Patterson River
  |  First Published: September 2013

The Patterson River system or Carrum as it is better known as by every snapper angler in Melbourne, is not only is the gateway to Port Phillip snapper fishing, but its estuary system and lakes system out the back is one of the most reliable but very challenging bream fishery the state has to offer.


Chasing bream on lures in the lakes system is what really gets lure casters going. Fishing the warmer months when the fish are active and can be seen flashing and mooching on the abundant boat hulls and pylons is when the fishing is at its best, but also at its most challenging.

The fish you can normally see are the ones that are the hardest to catch, but knowing there are fish active and feeding, will keep you casting into the shadows hoping to hook the big one.


Standard bream fishing gear or estuary tackle is more than suitable while bream fishing the structure. A light graphite rod matched with a 2000 sized reel will do the job. Just remember to tighten up the drag and don't go easy on the fish around structure or you will lose the fish and lure if you give them an inch.


Long light leaders for spooky finicky bream is the key when lure fishing for bream in the lakes system. Bait fishing the main river with a light running sinker rig and a size 4 baitholder hook is as good as any rig when targeting them on bait.


Bait anglers love to use sandworms, freshwater yabbies and fresh mussel. A few go-to lures are the Ecogear SX40's when fishing rock walls and flats. Smith Crystal Alives when targeting bream in deeper water on pylons and boat hulls as well as Strike Pro micro vibes. For an all-rounder, the OSP Bent minnows are deadly and when the fishing is tough; generally turning a slow session into a good session.


Casting parallel to rock walls and working hardbodied lures along the bank is a very effective way to catch bream. For fish that you can see actively feeding on pylons and boats hulls, cast a small light sinking hardbodied lure or vibe. Cast the lure to the feeding fish, watch your lure sink down into the depths and normally the fish will follow the lure down out of sight.

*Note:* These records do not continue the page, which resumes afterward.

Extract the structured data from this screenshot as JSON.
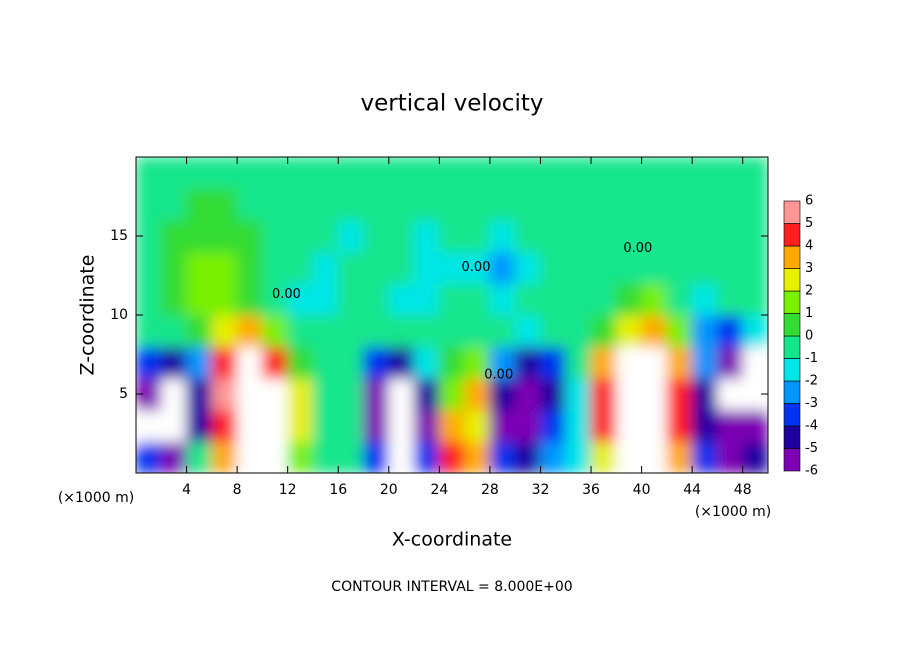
{
  "chart_data": {
    "type": "contour",
    "title": "vertical velocity",
    "x_label": "X-coordinate",
    "y_label": "Z-coordinate",
    "x_unit_left": "(×1000 m)",
    "x_unit_right": "(×1000 m)",
    "footer": "CONTOUR INTERVAL = 8.000E+00",
    "xlim": [
      0,
      50
    ],
    "ylim": [
      0,
      20
    ],
    "xticks": [
      4,
      8,
      12,
      16,
      20,
      24,
      28,
      32,
      36,
      40,
      44,
      48
    ],
    "yticks": [
      5,
      10,
      15
    ],
    "x": [
      1,
      3,
      5,
      7,
      9,
      11,
      13,
      15,
      17,
      19,
      21,
      23,
      25,
      27,
      29,
      31,
      33,
      35,
      37,
      39,
      41,
      43,
      45,
      47,
      49
    ],
    "y": [
      1,
      3,
      5,
      7,
      9,
      11,
      13,
      15,
      17,
      19
    ],
    "z": [
      [
        -3,
        -6,
        0,
        4,
        7,
        7,
        2,
        0,
        0,
        -3,
        -7,
        -3,
        5,
        4,
        -3,
        -4,
        -2,
        -1,
        3,
        7,
        7,
        4,
        -3,
        -5,
        -4
      ],
      [
        -7,
        -7,
        -4,
        5,
        8,
        8,
        3,
        0,
        0,
        -5,
        -8,
        -5,
        4,
        3,
        -5,
        -5,
        -3,
        -1,
        5,
        8,
        8,
        5,
        -4,
        -6,
        -5
      ],
      [
        -5,
        -7,
        -4,
        6,
        8,
        8,
        3,
        0,
        0,
        -5,
        -7,
        -4,
        2,
        4,
        -4,
        -5,
        -4,
        -1,
        5,
        8,
        8,
        5,
        -4,
        -7,
        -7
      ],
      [
        -3,
        -4,
        -2,
        5,
        7,
        5,
        1,
        0,
        0,
        -3,
        -4,
        -1,
        1,
        2,
        -2,
        -4,
        -3,
        0,
        4,
        7,
        8,
        4,
        -2,
        -6,
        -7
      ],
      [
        0,
        0,
        1,
        3,
        4,
        2,
        0,
        0,
        0,
        0,
        0,
        0,
        0,
        0,
        0,
        -1,
        0,
        0,
        1,
        3,
        4,
        2,
        -2,
        -3,
        -1
      ],
      [
        0,
        1,
        2,
        2,
        1,
        0,
        -1,
        -1,
        0,
        0,
        -1,
        -1,
        0,
        0,
        -1,
        0,
        0,
        0,
        0,
        1,
        2,
        0,
        -1,
        0,
        0
      ],
      [
        0,
        1,
        2,
        2,
        1,
        0,
        0,
        -1,
        0,
        0,
        0,
        -1,
        -1,
        -1,
        -2,
        -1,
        0,
        0,
        0,
        0,
        0,
        0,
        0,
        0,
        0
      ],
      [
        0,
        1,
        1,
        1,
        1,
        0,
        0,
        0,
        -1,
        0,
        0,
        -1,
        0,
        0,
        -1,
        0,
        0,
        0,
        0,
        0,
        0,
        0,
        0,
        0,
        0
      ],
      [
        0,
        0,
        1,
        1,
        0,
        0,
        0,
        0,
        0,
        0,
        0,
        0,
        0,
        0,
        0,
        0,
        0,
        0,
        0,
        0,
        0,
        0,
        0,
        0,
        0
      ],
      [
        0,
        0,
        0,
        0,
        0,
        0,
        0,
        0,
        0,
        0,
        0,
        0,
        0,
        0,
        0,
        0,
        0,
        0,
        0,
        0,
        0,
        0,
        0,
        0,
        0
      ]
    ],
    "colorbar": {
      "levels": [
        -6,
        -5,
        -4,
        -3,
        -2,
        -1,
        0,
        1,
        2,
        3,
        4,
        5,
        6
      ],
      "colors": [
        "#7d00b4",
        "#1e00a0",
        "#0032f0",
        "#0096ff",
        "#00e6e6",
        "#14e68c",
        "#32dc32",
        "#78f000",
        "#e6f000",
        "#ffaa00",
        "#ff1e1e",
        "#ff9696"
      ],
      "over_color": "#ffffff",
      "under_color": "#ffffff"
    },
    "contour_labels": [
      {
        "text": "0.00",
        "x": 11.9,
        "y": 11.3
      },
      {
        "text": "0.00",
        "x": 26.9,
        "y": 13.0
      },
      {
        "text": "0.00",
        "x": 39.7,
        "y": 14.2
      },
      {
        "text": "0.00",
        "x": 28.7,
        "y": 6.2
      }
    ]
  }
}
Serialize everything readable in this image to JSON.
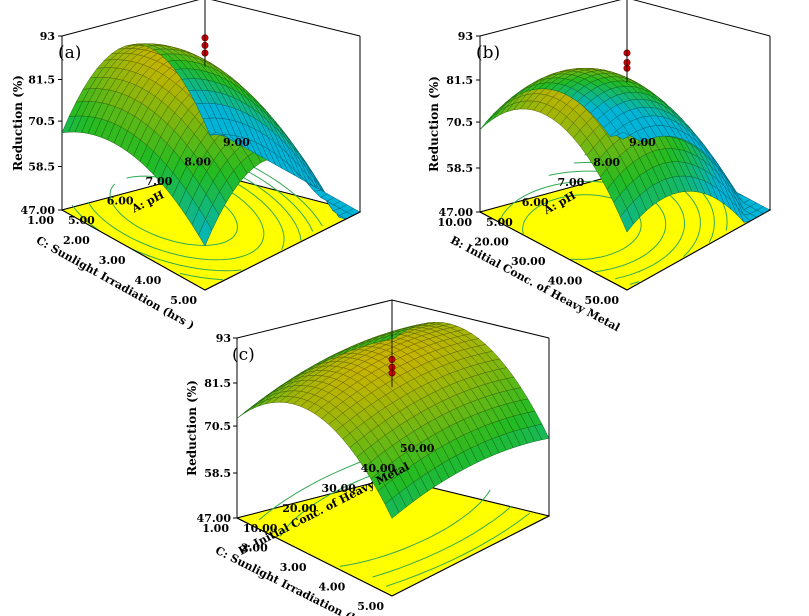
{
  "chart_data": [
    {
      "panel": "(a)",
      "type": "surface3d",
      "zlabel": "Reduction (%)",
      "z_ticks": [
        "93",
        "81.5",
        "70.5",
        "58.5",
        "47.00"
      ],
      "x_axis": {
        "label": "A: pH",
        "ticks": [
          "5.00",
          "6.00",
          "7.00",
          "8.00",
          "9.00"
        ]
      },
      "y_axis": {
        "label": "C: Sunlight Irradiation (hrs )",
        "ticks": [
          "1.00",
          "2.00",
          "3.00",
          "4.00",
          "5.00"
        ]
      },
      "surface": {
        "center": [
          6.5,
          2.5
        ],
        "peak": 87,
        "curv_x": 6.5,
        "curv_y": 2.2
      },
      "design_points": [
        91,
        89,
        87
      ]
    },
    {
      "panel": "(b)",
      "type": "surface3d",
      "zlabel": "Reduction (%)",
      "z_ticks": [
        "93",
        "81.5",
        "70.5",
        "58.5",
        "47.00"
      ],
      "x_axis": {
        "label": "A: pH",
        "ticks": [
          "5.00",
          "6.00",
          "7.00",
          "8.00",
          "9.00"
        ]
      },
      "y_axis": {
        "label": "B: Initial Conc. of Heavy Metal",
        "ticks": [
          "10.00",
          "20.00",
          "30.00",
          "40.00",
          "50.00"
        ]
      },
      "surface": {
        "center": [
          6.0,
          28
        ],
        "peak": 85,
        "curv_x": 3.5,
        "curv_y": 0.04
      },
      "design_points": [
        87,
        84.5,
        83
      ]
    },
    {
      "panel": "(c)",
      "type": "surface3d",
      "zlabel": "Reduction (%)",
      "z_ticks": [
        "93",
        "81.5",
        "70.5",
        "58.5",
        "47.00"
      ],
      "x_axis": {
        "label": "B: Initial Conc. of Heavy Metal",
        "ticks": [
          "10.00",
          "20.00",
          "30.00",
          "40.00",
          "50.00"
        ]
      },
      "y_axis": {
        "label": "C: Sunlight Irradiation (hrs )",
        "ticks": [
          "1.00",
          "2.00",
          "3.00",
          "4.00",
          "5.00"
        ]
      },
      "surface": {
        "center": [
          30,
          2.8
        ],
        "peak": 87,
        "curv_x": 0.008,
        "curv_y": 3.5
      },
      "design_points": [
        86,
        84,
        82.5
      ]
    }
  ],
  "colors": {
    "floor": "#ffff00",
    "contour": "#33aa55",
    "point": "#d00000",
    "low": "#00b4d8",
    "mid": "#22bb22",
    "high": "#c8b400"
  }
}
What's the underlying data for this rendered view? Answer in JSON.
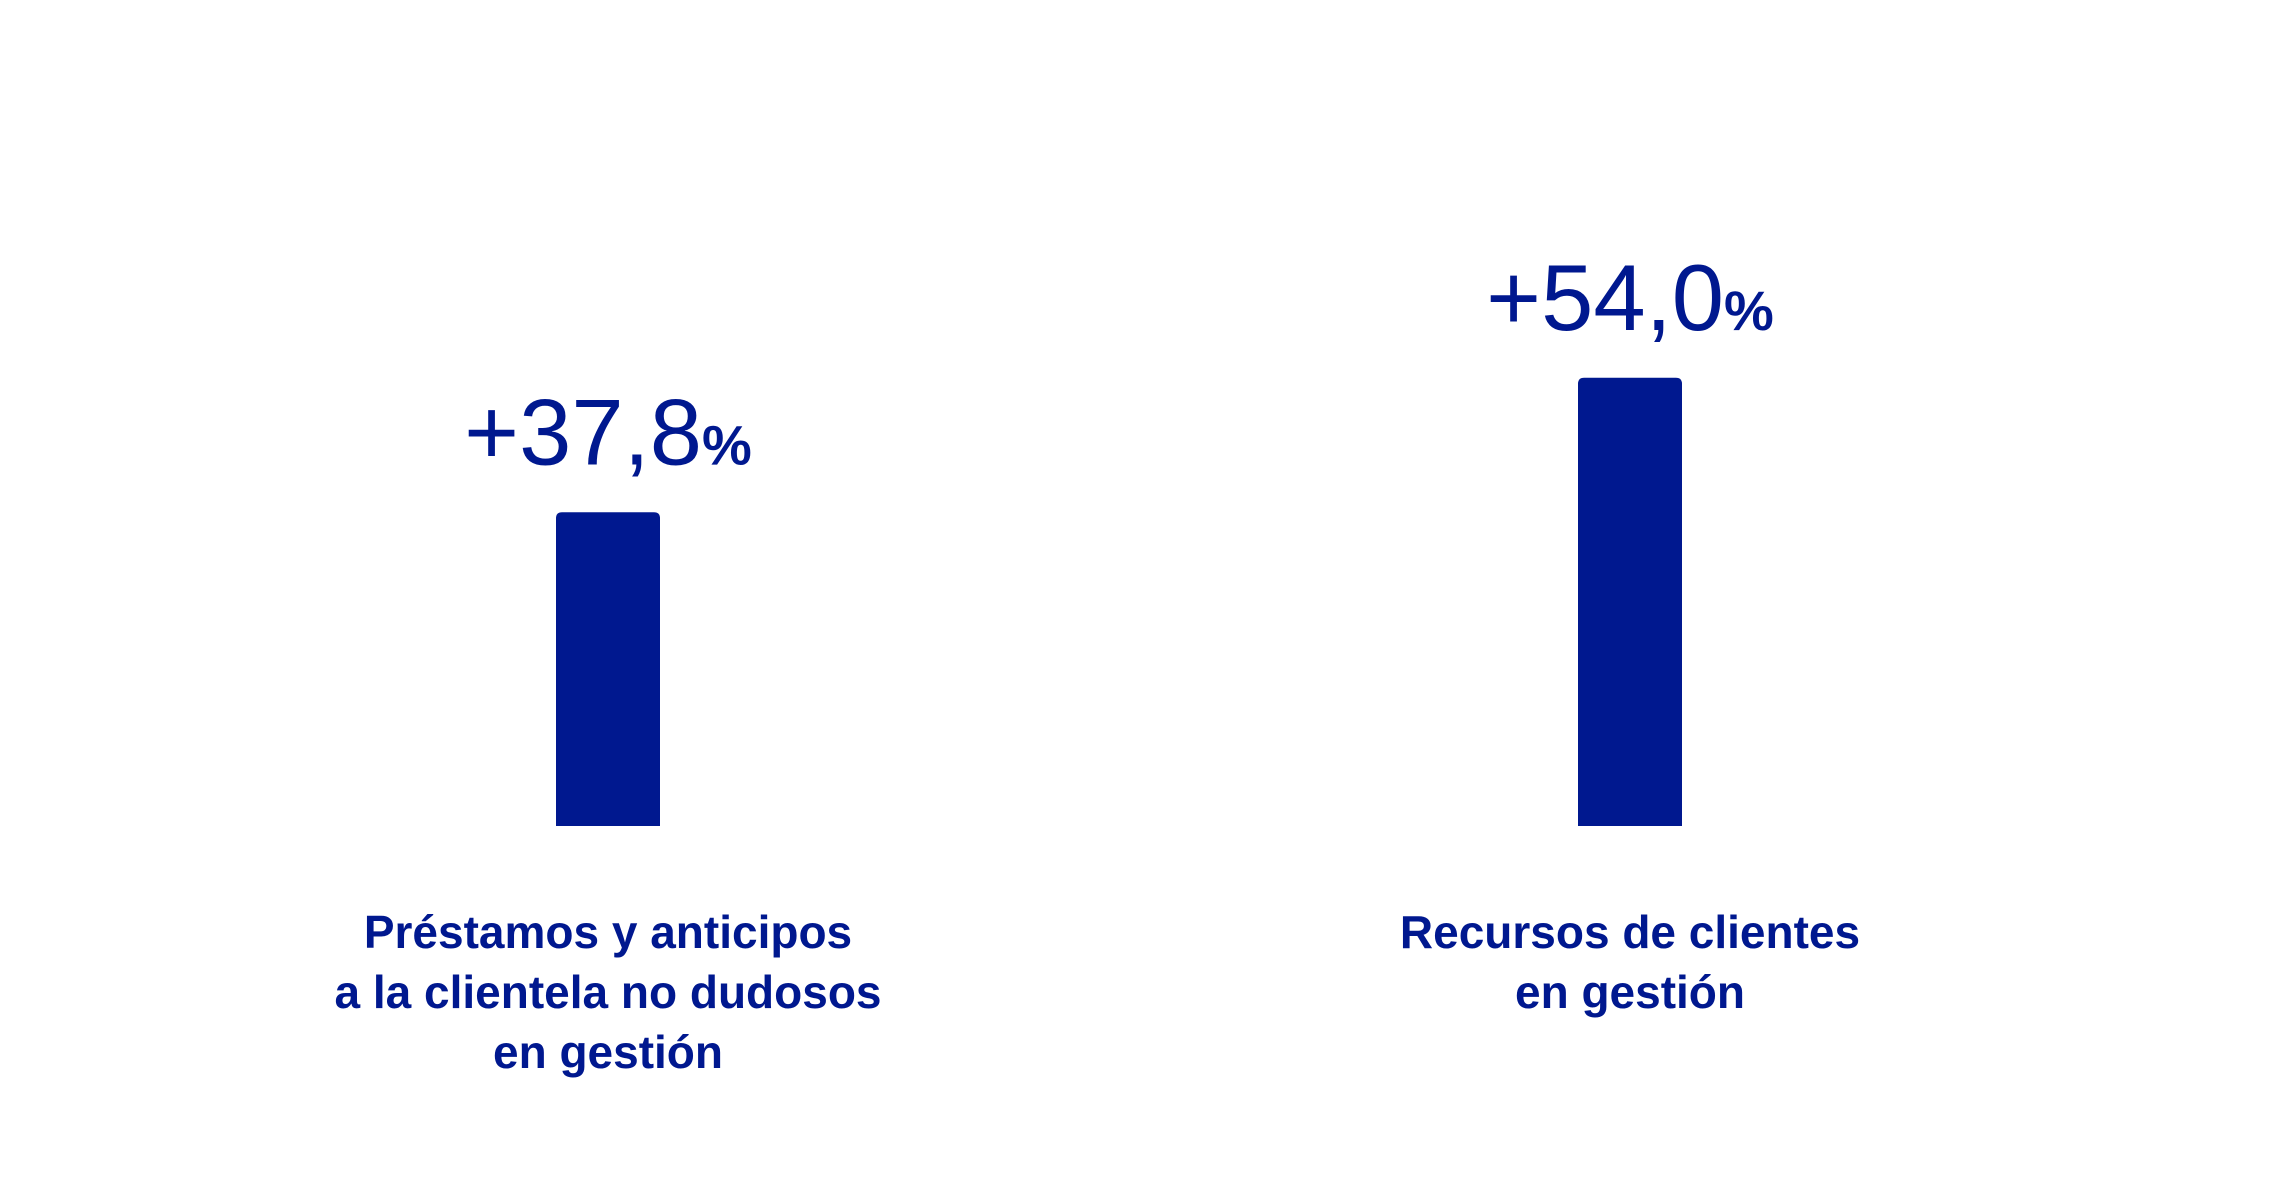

Then wait for the line to take off and come tight, then strike. If only it was as easy as that.


As you are fishing in people's backyards just remember to have a bit of respect for their property and don't go damaging any boats or pontoons. The more damage that is caused by anglers means cranky home owners who will try to put a stop to fishing this wonderful system. So make sure your casting is up to scratch before venturing in and casting lures at peoples’ belongings.


This system is better fished on a weekday than a weekend due to the fact that there are plenty of boats that patrol up and down the river and in through the system just for a casual cruise. Plenty of boat traffic means spooky shutdown fish a lot of the time and can make things really tough.

But when fished on a quiet midweek morning, it isn't uncommon to catch 20 fish in a session and have a really hot bite for most of the day.